How To Raise Happy Children Step #3: Encourage Discovery

Consider a kid who is into Minecraft, which is a part building and engineering game and part adventure game. Some parents might be inclined to focus on the product by giving the kid more Minecraft stuff. But viewing the interest through the lens of character strengths could reveal a kid who values creativity, or a love of learning. If they seem to focus on the social aspects of the game, it could be that they value teamwork or leadership.

The upshot is that instead of buying more superficial Minecraft stuff, a parent could encourage their child to engage in other creative endeavors, or find different ways to practice teamwork and leadership outside of the game. Practicing those strengths are what will lead to a lasting sense of wellbeing. But, importantly, that doesn’t mean pegging a kid to a career or a learning track, which is often where parents go when discovering a child’s strengths.

“That connects kids to an outdated set of curriculum categories,” Zeitlin explains. “Think about the subskills and strengths the kid is preferring to use.

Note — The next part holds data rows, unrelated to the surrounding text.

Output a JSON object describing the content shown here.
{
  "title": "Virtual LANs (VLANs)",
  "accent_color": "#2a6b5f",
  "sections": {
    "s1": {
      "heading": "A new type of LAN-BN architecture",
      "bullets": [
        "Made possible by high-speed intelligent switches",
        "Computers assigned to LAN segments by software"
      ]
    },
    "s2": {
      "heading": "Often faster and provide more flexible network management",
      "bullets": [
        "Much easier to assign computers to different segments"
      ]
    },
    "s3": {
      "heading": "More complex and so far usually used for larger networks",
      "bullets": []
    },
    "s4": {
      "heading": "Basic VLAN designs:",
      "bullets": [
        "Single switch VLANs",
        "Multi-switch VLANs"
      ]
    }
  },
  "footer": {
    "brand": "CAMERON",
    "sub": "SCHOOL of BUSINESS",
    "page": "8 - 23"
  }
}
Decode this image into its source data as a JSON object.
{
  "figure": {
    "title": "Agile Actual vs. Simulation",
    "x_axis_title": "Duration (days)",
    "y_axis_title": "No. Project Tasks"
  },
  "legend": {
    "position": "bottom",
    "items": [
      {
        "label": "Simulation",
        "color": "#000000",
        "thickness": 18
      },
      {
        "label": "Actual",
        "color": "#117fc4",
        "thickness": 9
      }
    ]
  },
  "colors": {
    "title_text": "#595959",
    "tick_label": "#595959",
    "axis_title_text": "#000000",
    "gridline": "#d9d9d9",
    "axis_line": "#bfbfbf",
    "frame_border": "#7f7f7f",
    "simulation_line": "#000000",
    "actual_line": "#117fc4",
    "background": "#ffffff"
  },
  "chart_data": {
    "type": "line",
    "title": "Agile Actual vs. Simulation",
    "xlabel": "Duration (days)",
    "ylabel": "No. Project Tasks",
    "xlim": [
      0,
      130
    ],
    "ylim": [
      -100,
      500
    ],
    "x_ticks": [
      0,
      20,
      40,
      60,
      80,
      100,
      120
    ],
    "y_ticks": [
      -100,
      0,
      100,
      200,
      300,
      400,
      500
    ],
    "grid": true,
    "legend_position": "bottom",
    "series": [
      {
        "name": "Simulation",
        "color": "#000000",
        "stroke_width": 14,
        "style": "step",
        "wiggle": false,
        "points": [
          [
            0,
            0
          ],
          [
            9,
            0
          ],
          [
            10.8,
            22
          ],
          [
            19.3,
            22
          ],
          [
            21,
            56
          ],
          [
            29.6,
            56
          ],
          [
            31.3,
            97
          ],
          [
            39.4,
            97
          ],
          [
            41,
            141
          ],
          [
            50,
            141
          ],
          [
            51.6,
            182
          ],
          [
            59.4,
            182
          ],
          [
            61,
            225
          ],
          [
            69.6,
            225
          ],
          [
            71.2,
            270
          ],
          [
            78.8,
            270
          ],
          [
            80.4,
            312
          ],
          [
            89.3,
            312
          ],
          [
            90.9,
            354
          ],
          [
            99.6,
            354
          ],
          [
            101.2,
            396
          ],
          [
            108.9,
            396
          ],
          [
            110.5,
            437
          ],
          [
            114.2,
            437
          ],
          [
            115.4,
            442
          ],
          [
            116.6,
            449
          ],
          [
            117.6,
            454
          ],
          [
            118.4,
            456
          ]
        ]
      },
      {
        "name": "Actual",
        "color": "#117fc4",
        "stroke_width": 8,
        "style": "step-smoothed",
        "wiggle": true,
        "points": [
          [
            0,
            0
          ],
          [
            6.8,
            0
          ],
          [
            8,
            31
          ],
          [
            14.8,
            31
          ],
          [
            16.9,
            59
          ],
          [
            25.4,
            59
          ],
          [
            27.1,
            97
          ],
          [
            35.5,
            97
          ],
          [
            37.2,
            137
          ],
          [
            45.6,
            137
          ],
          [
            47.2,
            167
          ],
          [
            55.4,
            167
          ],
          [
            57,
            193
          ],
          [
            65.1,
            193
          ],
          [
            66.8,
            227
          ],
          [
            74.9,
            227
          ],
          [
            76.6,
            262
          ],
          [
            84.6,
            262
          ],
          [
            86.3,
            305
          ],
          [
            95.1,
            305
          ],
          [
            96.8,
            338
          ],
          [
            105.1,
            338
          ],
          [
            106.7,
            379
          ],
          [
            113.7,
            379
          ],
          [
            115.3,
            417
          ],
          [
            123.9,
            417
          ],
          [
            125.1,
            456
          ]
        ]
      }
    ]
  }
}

Ask a different question.”

But Zeitlin admits that asking the right questions is incredibly tough when they are anxious about their child’s success. So, that means that parents need to change their own mindset about what happiness is. It means finding their own character strengths and working on ways to make themselves feel less anxious and more fulfilled.

When parents model a character-based path to fulfillment, kids will follow. That’s because kids look to adults to learn how to live in the world. A child will get a better idea of long-lasting happiness if they see parents who are happy because they are indulging in curiosity or fairness rather than status and material goods.

“If you can get around to the mindset that you need to start with yourself, it changes everything,” Zeitlin says.

The profound change is that parents who just want their kids to be happy should also work to find their own true and lasting happiness. Because in the end if happiness is a path rather than a destination, parents and kids need to walk it together.